Investigation of the mechanistic basis of substrate recognition and translocation by the MFS flippase LtaA

Lipoteichoic acids (LTA) are essential cell-wall components in Gram-positive bacteria, including the human pathogen Staphylococcus aureus. They contribute to cell growth, cell stability, virulence and cell division. Interrupting their biogenesis pathway leads to severe growth defect such as longer LTAs, larger cells, and misplaced septa. S. aureus LTA is composed out of a polyglycerol chain on a gentiobiosyl-diacylglycerol anchor. Their synthesis starts on the cytoplasmic leaflet of the membrane by the glycosyltransferase YpfP, followed by translocation of the lipid-linked disaccharide across the plasma membrane, followed by polymerization of the chain at the extracellular side of the membrane. Genetic evidence has suggested that LtaA is the flippase responsible for the translocation of the lipid-linked disaccharide.
In the first part of this thesis, we confirm that LtaA is indeed the flippase performing the translocation of gentiobiosyl-diacylglycerol anchor during LTA biosynthesis. We present the outward-open crystal structure of LtaA and identify that LtaA contains the Major Facilitator Superfamily (MFS) topology. Investigation of the structure showed that LtaA contains a amphiphilic cavity, which was never observed before. In this cavity the N-terminal cavity consist of polar residues whereas the C-terminal cavity is composed of hydrophilic residues. Using our established in vitro flipping activity assay, and S. aureus ∆ltaA strains, we demonstrate the importance of the hydrophobic cavity. We show that LtaA is a proton-coupled antiporter, which is essential for S. aureus to combat physiological acidic stress conditions. Elucidation of the LtaA structure identified the first MFS flippase, and the first proton-coupled flippase.
Flipping of lipids with large polar headgroups is an energetically costly reaction, that is frequently coupled to ABC transporters. However, ion-coupled lipid transporters of the MFS, such as LtaA, have been shown to play essential roles in cell wall synthesis, brain development and function, lipids recycling, and cell signaling. Structures of MFS transporters showed overlapping architectures pointing to a common mechanism. Whereas studies on ATP-driven transporters have shown to operate via a ‘trap-and-flip’ or ‘credit-card’ mechanism, the mechanism of ion-coupled MFS lipid transporters is largely unknown. The second part of this thesis investigates the flipping mechanism used by LtaA as a representative system of MFS flippases.

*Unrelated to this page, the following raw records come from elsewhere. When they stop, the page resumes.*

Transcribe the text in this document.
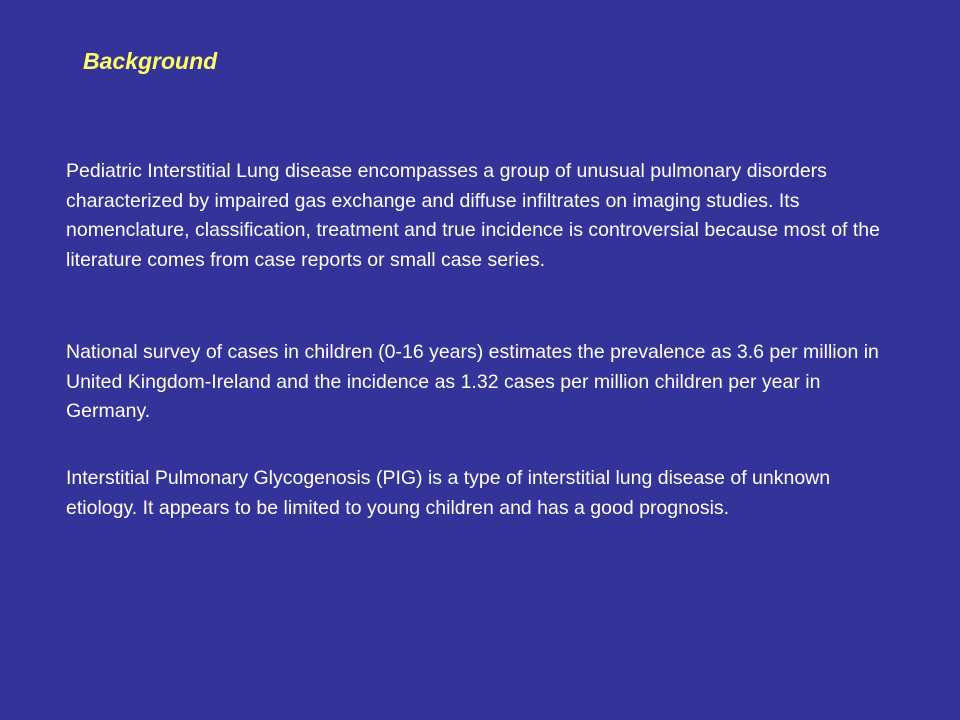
Background

Pediatric Interstitial Lung disease encompasses a group of unusual pulmonary disorders characterized by impaired gas exchange and diffuse infiltrates on imaging studies. Its nomenclature, classification, treatment and true incidence is controversial because most of the literature comes from case reports or small case series.

National survey of cases in children (0-16 years) estimates the prevalence as 3.6 per million in United Kingdom-Ireland and the incidence as 1.32 cases per million children per year in Germany.

Interstitial Pulmonary Glycogenosis (PIG) is a type of interstitial lung disease of unknown etiology. It appears to be limited to young children and has a good prognosis.
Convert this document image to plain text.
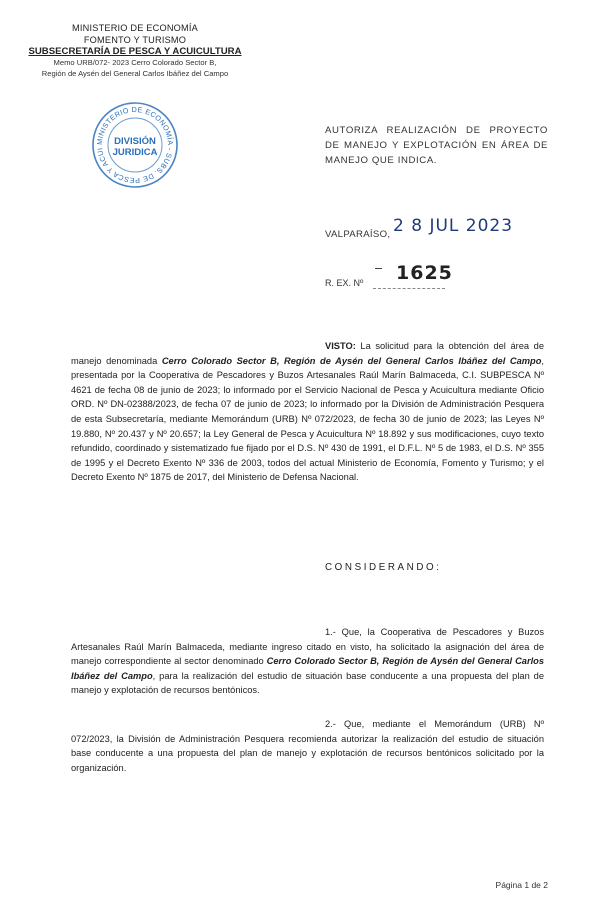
MINISTERIO DE ECONOMÍA
FOMENTO Y TURISMO
SUBSECRETARÍA DE PESCA Y ACUICULTURA
Memo URB/072- 2023 Cerro Colorado Sector B,
Región de Aysén del General Carlos Ibáñez del Campo
MINISTERIO DE ECONOMÍA - SUBS. DE PESCA Y ACUI
DIVISIÓN
JURIDICA
AUTORIZA REALIZACIÓN DE PROYECTO DE MANEJO Y EXPLOTACIÓN EN ÁREA DE MANEJO QUE INDICA.
VALPARAÍSO, 2 8 JUL 2023
R. EX. Nº 1625
VISTO: La solicitud para la obtención del área de manejo denominada Cerro Colorado Sector B, Región de Aysén del General Carlos Ibáñez del Campo, presentada por la Cooperativa de Pescadores y Buzos Artesanales Raúl Marín Balmaceda, C.I. SUBPESCA Nº 4621 de fecha 08 de junio de 2023; lo informado por el Servicio Nacional de Pesca y Acuicultura mediante Oficio ORD. Nº DN-02388/2023, de fecha 07 de junio de 2023; lo informado por la División de Administración Pesquera de esta Subsecretaría, mediante Memorándum (URB) Nº 072/2023, de fecha 30 de junio de 2023; las Leyes Nº 19.880, Nº 20.437 y Nº 20.657; la Ley General de Pesca y Acuicultura Nº 18.892 y sus modificaciones, cuyo texto refundido, coordinado y sistematizado fue fijado por el D.S. Nº 430 de 1991, el D.F.L. Nº 5 de 1983, el D.S. Nº 355 de 1995 y el Decreto Exento Nº 336 de 2003, todos del actual Ministerio de Economía, Fomento y Turismo; y el Decreto Exento Nº 1875 de 2017, del Ministerio de Defensa Nacional.
CONSIDERANDO:
1.- Que, la Cooperativa de Pescadores y Buzos Artesanales Raúl Marín Balmaceda, mediante ingreso citado en visto, ha solicitado la asignación del área de manejo correspondiente al sector denominado Cerro Colorado Sector B, Región de Aysén del General Carlos Ibáñez del Campo, para la realización del estudio de situación base conducente a una propuesta del plan de manejo y explotación de recursos bentónicos.
2.- Que, mediante el Memorándum (URB) Nº 072/2023, la División de Administración Pesquera recomienda autorizar la realización del estudio de situación base conducente a una propuesta del plan de manejo y explotación de recursos bentónicos solicitado por la organización.
Página 1 de 2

We show using cysteine-crosslinking that LtaA adopts alternating conformations, and that alternating access to the cavity is essential for transport. We reveal that LtaA adopts asymmetric openings with distinct functional relevance during transport of the glycolipid. We characterized the hydrophobic cavity using in vivo and in vitro assays, showing that the entire amphipathic cavity of LtaA contributes to lipid binding. Although, the N-terminal hydrophilic pocket imposes the substrate specificity. Based on these results, we propose that LtaA catalyzes lipid translocation using a ‘trap-and-flip’ mechanism that might be shared within the MFS lipid transporters subfamily.
Taken together, a thorough investigation of LtaA is performed in this thesis. Our results unveil important structural and mechanistic details showing that LtaA recognizes the gentiobiosyl-diacylglycerol by its gentiobiosyl headgroup and adapts an asymmetric lateral opening to load the substrate into the cavity. In the cavity the sugar headgroup interacts with the N-terminal hydrophilic pocket, and the lipid tails are embedded in the hydrophobic C-terminal pocket. After conformational changes, the substrate is released via both lateral gates at the extracellular side. This is followed by protonation of LtaA, inducing conformational changes to an inward-facing conformation. These mechanistic results provide foundations for developments of new strategies to counteract live-threating S. aureus infections, as well as a basis for drugs and lipid-linked-bioactive molecules targeting cells expressing pharmacologically important proteins from the MFS.